Moche, car sont refondues trois directions centrales du défunt ministère, qui avaient tout de même quelque sens, malgré leur faiblesse historique. Un, la Direction de la nature et du paysage (DNP). Deux, la Direction de la prévention des pollutions et des risques (DPPR). Trois, la Direction de l’eau. Faut-il ajouter un dessin ? L’eau, la nature, la prévention seront au sens premier sous-traités. Les directions décentralisées de l’Environnement – les Diren – rejoindront de leur côté les Drire, les anciennes directions de l’Industrie. En un très bref résumé, on offre sur un plateau, à des ogres, deux ou trois morceaux de viande fraîche. Ce que j’appelle un face-à-face équilibré.
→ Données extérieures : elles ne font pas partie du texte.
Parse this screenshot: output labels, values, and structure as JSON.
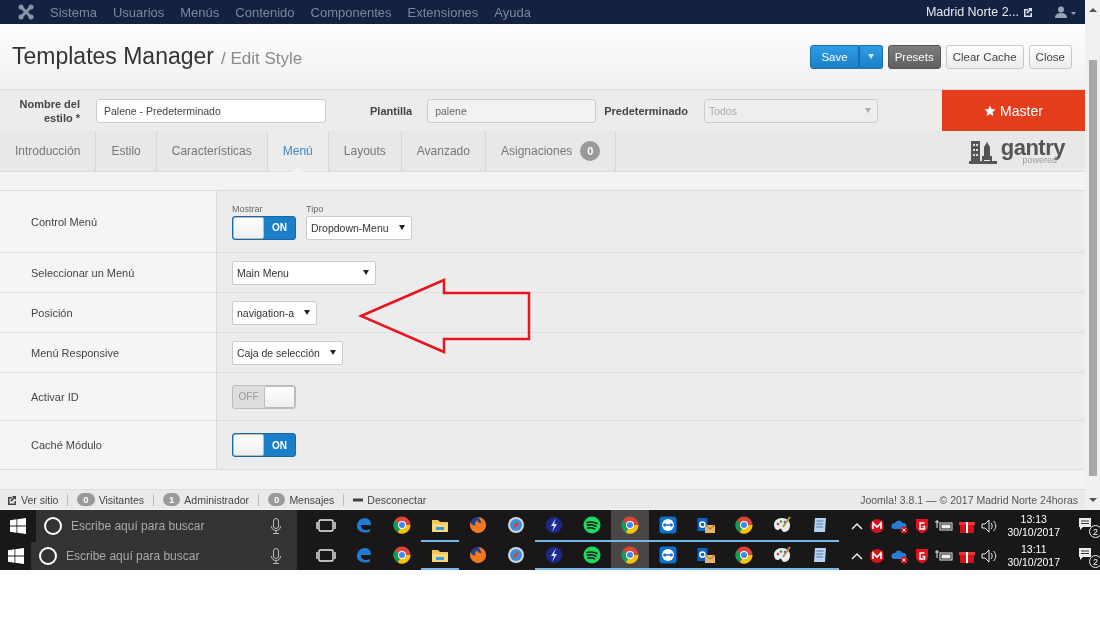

Évidemment, un tel bouleversement ruine à l’avance les chances – inexistantes, selon moi – du Grenelle de l’Environnement. Je précise : si j’avais cru à cette mise en scène, une telle réforme, régressive, m’aurait contraint à modifier mon discours public. Et c’est à cela, exactement à cela, que j’invite l’Alliance pour la planète, la Fondation Hulot, France Nature Environnement et tous autres. Ouvrez les yeux et fermez la télé de Son Altesse Sérénissime. Ouvrez les yeux, et parlez enfin pour dire quelque chose. Dans le cas contraire, que je n’espère nullement, il faudra bien se poser de nouvelles questions.